Groom 1986'da kitabını yayınladığında OSB hâlâ büyük ölçüde kavramsaldı. Durumla ilgili kapsamlı araştırmalar gelecekte yapılacak bir şeydi. Dolayısıyla Groom'un Gump karakterini yazarken aklında spesifik bir teşhis olması pek mümkün değil. Benzer şekilde, Zemeckis Gump'ı beyazperdeye koyduğunda OSB hâlâ bir teşhis olarak geniş çapta uygulanmıyordu ve halk tarafından daha da az anlaşılmıştı. Ancak iki yaratıcı beyin arasında, farklı bakış açısına sahip bir ana karakteri halkın görmesi için ortaya koymak başlı başına bir hediyeydi.
İLGİLİ: Brendan Fraser Mumya Özel Gösterimine Katılan Hayranlarını Şaşırttı
Tasvir tamamen doğru olmasa da, Forrest Gump nörodivergent insanlara özdeşleşebilecekleri bir kahraman verir.

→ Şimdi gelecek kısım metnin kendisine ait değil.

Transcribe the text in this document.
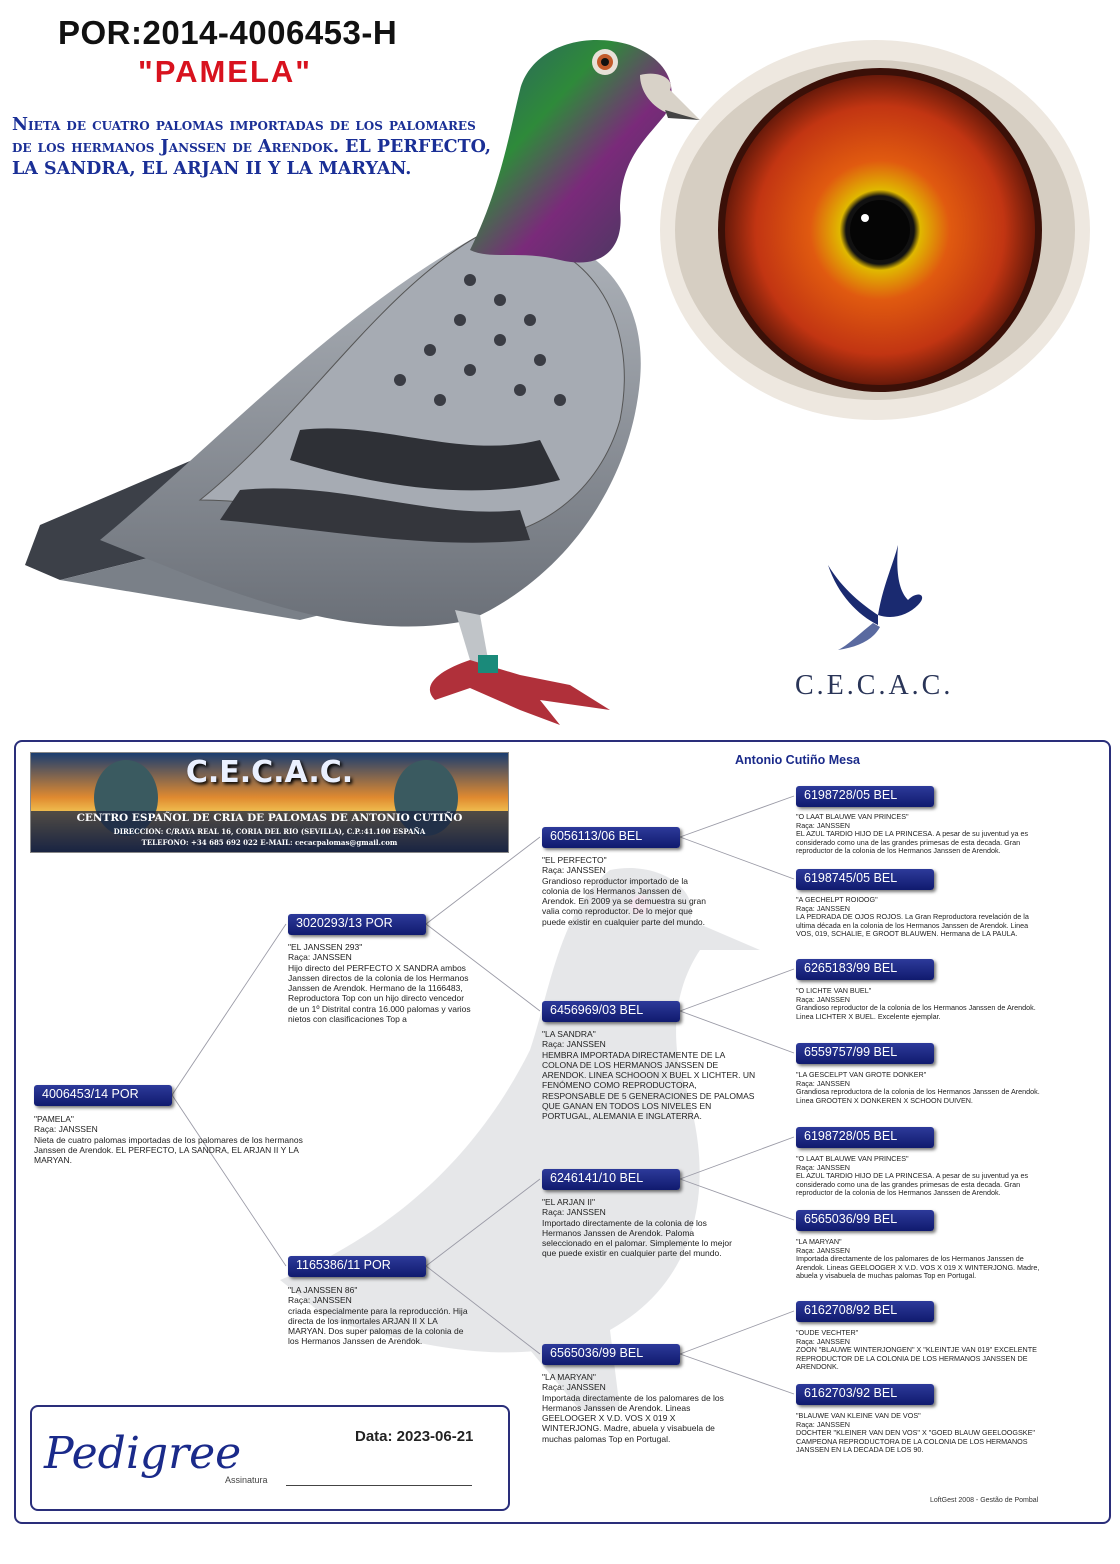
POR:2014-4006453-H
"PAMELA"
Nieta de cuatro palomas importadas de los palomares de los hermanos Janssen de Arendok. EL PERFECTO, LA SANDRA, EL ARJAN II Y LA MARYAN.
C.E.C.A.C.
C.E.C.A.C.
CENTRO ESPAÑOL DE CRIA DE PALOMAS DE ANTONIO CUTIÑO
DIRECCION: C/RAYA REAL 16, CORIA DEL RIO (SEVILLA), C.P.:41.100 ESPAÑA
TELEFONO: +34 685 692 022 E-MAIL: cecacpalomas@gmail.com
Antonio Cutiño Mesa
4006453/14 POR
"PAMELA"
Raça: JANSSEN
Nieta de cuatro palomas importadas de los palomares de los hermanos Janssen de Arendok. EL PERFECTO, LA SANDRA, EL ARJAN II Y LA MARYAN.
3020293/13 POR
"EL JANSSEN 293"
Raça: JANSSEN
Hijo directo del PERFECTO X SANDRA ambos Janssen directos de la colonia de los Hermanos Janssen de Arendok. Hermano de la 1166483, Reproductora Top con un hijo directo vencedor de un 1º Distrital contra 16.000 palomas y varios nietos con clasificaciones Top a
1165386/11 POR
"LA JANSSEN 86"
Raça: JANSSEN
criada especialmente para la reproducción. Hija directa de los inmortales ARJAN II X LA MARYAN. Dos super palomas de la colonia de los Hermanos Janssen de Arendok.
6056113/06 BEL
"EL PERFECTO"
Raça: JANSSEN
Grandioso reproductor importado de la colonia de los Hermanos Janssen de Arendok. En 2009 ya se demuestra su gran valia como reproductor. De lo mejor que puede existir en cualquier parte del mundo.
6456969/03 BEL
"LA SANDRA"
Raça: JANSSEN
HEMBRA IMPORTADA DIRECTAMENTE DE LA COLONA DE LOS HERMANOS JANSSEN DE ARENDOK. LINEA SCHOOON X BUEL X LICHTER. UN FENÓMENO COMO REPRODUCTORA, RESPONSABLE DE 5 GENERACIONES DE PALOMAS QUE GANAN EN TODOS LOS NIVELES EN PORTUGAL, ALEMANIA E INGLATERRA.
6246141/10 BEL
"EL ARJAN II"
Raça: JANSSEN
Importado directamente de la colonia de los Hermanos Janssen de Arendok. Paloma seleccionado en el palomar. Simplemente lo mejor que puede existir en cualquier parte del mundo.
6565036/99 BEL
"LA MARYAN"
Raça: JANSSEN
Importada directamente de los palomares de los Hermanos Janssen de Arendok. Lineas GEELOOGER X V.D. VOS X 019 X WINTERJONG. Madre, abuela y visabuela de muchas palomas Top en Portugal.
6198728/05 BEL
"O LAAT BLAUWE VAN PRINCES"
Raça: JANSSEN
EL AZUL TARDIO HIJO DE LA PRINCESA. A pesar de su juventud ya es considerado como una de las grandes primesas de esta decada. Gran reproductor de la colonia de los Hermanos Janssen de Arendok.
6198745/05 BEL
"A GECHELPT ROIOOG"
Raça: JANSSEN
LA PEDRADA DE OJOS ROJOS. La Gran Reproductora revelación de la ultima década en la colonia de los Hermanos Janssen de Arendok. Linea VOS, 019, SCHALIE, E GROOT BLAUWEN. Hermana de LA PAULA.
6265183/99 BEL
"O LICHTE VAN BUEL"
Raça: JANSSEN
Grandioso reproductor de la colonia de los Hermanos Janssen de Arendok. Linea LICHTER X BUEL. Excelente ejemplar.
6559757/99 BEL
"LA GESCELPT VAN GROTE DONKER"
Raça: JANSSEN
Grandiosa reproductora de la colonia de los Hermanos Janssen de Arendok. Linea GROOTEN X DONKEREN X SCHOON DUIVEN.
6198728/05 BEL
"O LAAT BLAUWE VAN PRINCES"
Raça: JANSSEN
EL AZUL TARDIO HIJO DE LA PRINCESA. A pesar de su juventud ya es considerado como una de las grandes primesas de esta decada. Gran reproductor de la colonia de los Hermanos Janssen de Arendok.
6565036/99 BEL
"LA MARYAN"
Raça: JANSSEN
Importada directamente de los palomares de los Hermanos Janssen de Arendok. Lineas GEELOOGER X V.D. VOS X 019 X WINTERJONG. Madre, abuela y visabuela de muchas palomas Top en Portugal.
6162708/92 BEL
"OUDE VECHTER"
Raça: JANSSEN
ZOON "BLAUWE WINTERJONGEN" X "KLEINTJE VAN 019" EXCELENTE REPRODUCTOR DE LA COLONIA DE LOS HERMANOS JANSSEN DE ARENDONK.
6162703/92 BEL
"BLAUWE VAN KLEINE VAN DE VOS"
Raça: JANSSEN
DOCHTER "KLEINER VAN DEN VOS" X "GOED BLAUW GEELOOGSKE" CAMPEONA REPRODUCTORA DE LA COLONIA DE LOS HERMANOS JANSSEN EN LA DECADA DE LOS 90.
Pedigree	Data: 2023-06-21
Assinatura
LoftGest 2008 - Gestão de Pombal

Gump bir yan karakter ya da sürekli bir şaka olarak yazılmadı. Maceraları gülünç olmaya doğru giderken, etrafındakilerin önyargılarına rağmen üstesinden gelir ve başarılı olur.
Filmdeki olaylar nasıl yorumlanırsa yorumlansın, geriye tek bir önemli gerçek kalıyor: Forrest Gump kendisini ciddiye almayan bir kurgu eseridir. Yerine, Forrest Gump olduğu gibi, sevimli ve muhtemelen otistik bir adamla iyi ve kötü zamanlar boyunca yapılan bir yolculuktan keyif alınmalı. Filmin sunduğu zevkleri alın ve belki de nörodivergent bir bireyin karşılaştığı zorluklarla bağlantı kurun. Nihayet, Forrest Gump İnsan yolculuğuyla ilgili bir hikaye ve hepimizde yankı uyandıracak pek çok şey barındırıyor.